Лицо Ивана выразило вопрос, и Василий продолжил:
- Да Русь – это сама сердечность, если сравнивать её с висельной Англией, с её работными домами. Просто не дождался Пушкин известности Диккенса.
Иван, конечно, Диккенса не читал, но приятелю, такому как Василий, не верить он не мог.
- Не дали Пушкину дожить! – напомнил Иван Василию. – Зато сподобился!
- Чего сподобился?
- Венца! – скупо ответил Иван.
Мудрость прятелей была разновеликой и разнонаправленной, идя параллельно, – оттого их, вероятно, и влекло друг к другу.
- Не забыть бы, ради чего я к тебе пришел! – хлопнул по лбу себя Василий. – Твой Василек хочет сделать тебе небольшую гидростанцию на ручье, чтоб ты мог себе картошку без дров варить, и чай тоже.
- Ишь, чего удумал! – удивленно-радостно повертел головой Иван. – Оно бы хорошо, но только рано. Выйдет баловство и праздность – захирею тогда. Вот выйду на покой – посмотрим!
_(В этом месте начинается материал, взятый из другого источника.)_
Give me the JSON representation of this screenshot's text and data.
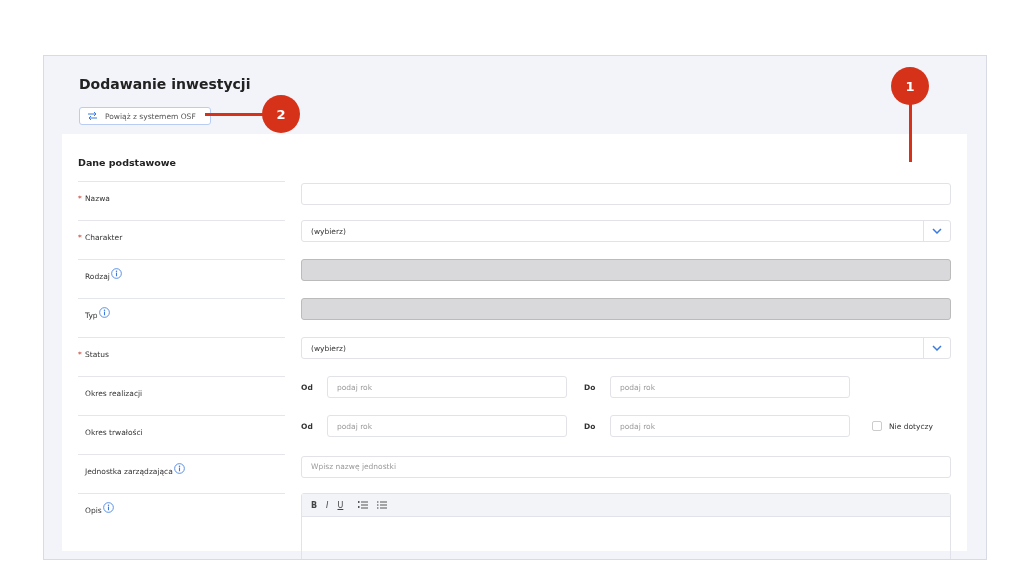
{
  "title": "Dodawanie inwestycji",
  "link_button": {
    "label": "Powiąż z systemem OSF"
  },
  "section": {
    "title": "Dane podstawowe",
    "fields": [
      {
        "kind": "text",
        "marker": "*",
        "label": "Nazwa",
        "info": false
      },
      {
        "kind": "select",
        "marker": "*",
        "label": "Charakter",
        "info": false,
        "value": "(wybierz)"
      },
      {
        "kind": "disabled",
        "label": "Rodzaj",
        "info": true
      },
      {
        "kind": "disabled",
        "label": "Typ",
        "info": true
      },
      {
        "kind": "select",
        "marker": "*",
        "label": "Status",
        "info": false,
        "value": "(wybierz)"
      },
      {
        "kind": "range",
        "label": "Okres realizacji",
        "info": false,
        "from_label": "Od",
        "from_placeholder": "podaj rok",
        "to_label": "Do",
        "to_placeholder": "podaj rok"
      },
      {
        "kind": "range",
        "label": "Okres trwałości",
        "info": false,
        "from_label": "Od",
        "from_placeholder": "podaj rok",
        "to_label": "Do",
        "to_placeholder": "podaj rok",
        "not_applicable": {
          "label": "Nie dotyczy",
          "checked": false
        }
      },
      {
        "kind": "text",
        "label": "Jednostka zarządzająca",
        "info": true,
        "placeholder": "Wpisz nazwę jednostki"
      },
      {
        "kind": "editor",
        "label": "Opis",
        "info": true,
        "tools": [
          "B",
          "I",
          "U"
        ]
      }
    ]
  },
  "callouts": [
    {
      "number": "1"
    },
    {
      "number": "2"
    }
  ]
}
Слова про «выйду на покой» остались для Василия загадкой: о чем это он, на семьдесят пятом году?.. Но подобными загадками Иван и был для него интересен.
Время от времени Василий мучался вслух – отдавать или не отдавать летопись на сканирование, в остальное время потчевали друг друга лесной и деревенской пищей. Даже государственный дефолт 1998 года остался ими незамеченным.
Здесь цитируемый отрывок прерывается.